The core smart contracts for Uniswap v4, implementing a singleton PoolManager architecture where all pool state lives in one contract. The main new primitive is hooks — contracts that can intercept before/after events on swaps, liquidity changes, and donations. Aimed at protocol integrators and hook developers building on top of Uniswap.

- Singleton PoolManager with transient-state delta accounting is a genuine architectural improvement over v3 — flash accounting means you only settle net balances at the end of an unlock, enabling complex multi-hop operations without intermediate token transfers.

- Hook system is well-structured: which callbacks fire is encoded in the hook address itself (via bit flags), so the set of active callbacks is immutable after pool creation, preventing bait-and-switch attacks.

- Test coverage is thorough — library-level unit tests, fuzz tests via Foundry, Echidna property tests for math-heavy components (TickMath, SqrtPriceMath), and gas snapshots committed to the repo so regressions are visible in PRs.

- Multiple independent audits included in the repo (Trail of Bits, Spearbit, OpenZeppelin, Certora, ABDK) plus a MythX workflow — unusually transparent for a protocol at this stage.

- BUSL-1.1 license on most files means you cannot fork and deploy a competing AMM from this code until the change date, which limits what 'open source' actually means here for builders who want production freedom.

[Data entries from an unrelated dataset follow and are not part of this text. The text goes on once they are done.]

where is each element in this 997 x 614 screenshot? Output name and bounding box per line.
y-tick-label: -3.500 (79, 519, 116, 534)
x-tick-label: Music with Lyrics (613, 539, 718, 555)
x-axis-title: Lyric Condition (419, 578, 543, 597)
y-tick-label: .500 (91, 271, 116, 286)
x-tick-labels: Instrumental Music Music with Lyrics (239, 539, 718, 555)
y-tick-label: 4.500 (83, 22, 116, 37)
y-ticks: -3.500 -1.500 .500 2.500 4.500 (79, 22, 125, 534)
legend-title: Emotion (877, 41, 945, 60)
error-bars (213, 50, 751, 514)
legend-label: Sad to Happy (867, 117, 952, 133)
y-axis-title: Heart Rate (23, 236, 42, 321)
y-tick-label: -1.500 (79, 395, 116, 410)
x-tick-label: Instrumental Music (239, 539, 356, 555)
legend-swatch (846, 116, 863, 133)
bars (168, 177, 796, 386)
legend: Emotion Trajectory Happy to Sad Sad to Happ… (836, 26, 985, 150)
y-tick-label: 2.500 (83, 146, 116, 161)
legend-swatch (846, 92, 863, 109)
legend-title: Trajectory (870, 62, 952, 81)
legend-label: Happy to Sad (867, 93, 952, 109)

- The unlock/callback pattern is powerful but adds meaningful integration complexity — building even a simple router requires understanding delta accounting, and the README example code has a syntax error (missing closing parenthesis on the revert), which isn't confidence-inspiring for newcomers.

- Hook contracts have no standardized safety checks in core — a malicious or buggy hook can reenter, return arbitrary deltas, or grief LPs, and the security doc ('Known Effects of Hook Permissions') is a PDF rather than inline NatDoc, making it easy to miss.

- ERC6909 is used for internal claims instead of ERC1155 or plain mappings, which is a reasonable gas tradeoff but adds a non-standard dependency that downstream tooling (wallets, indexers, analytics) doesn't yet handle well.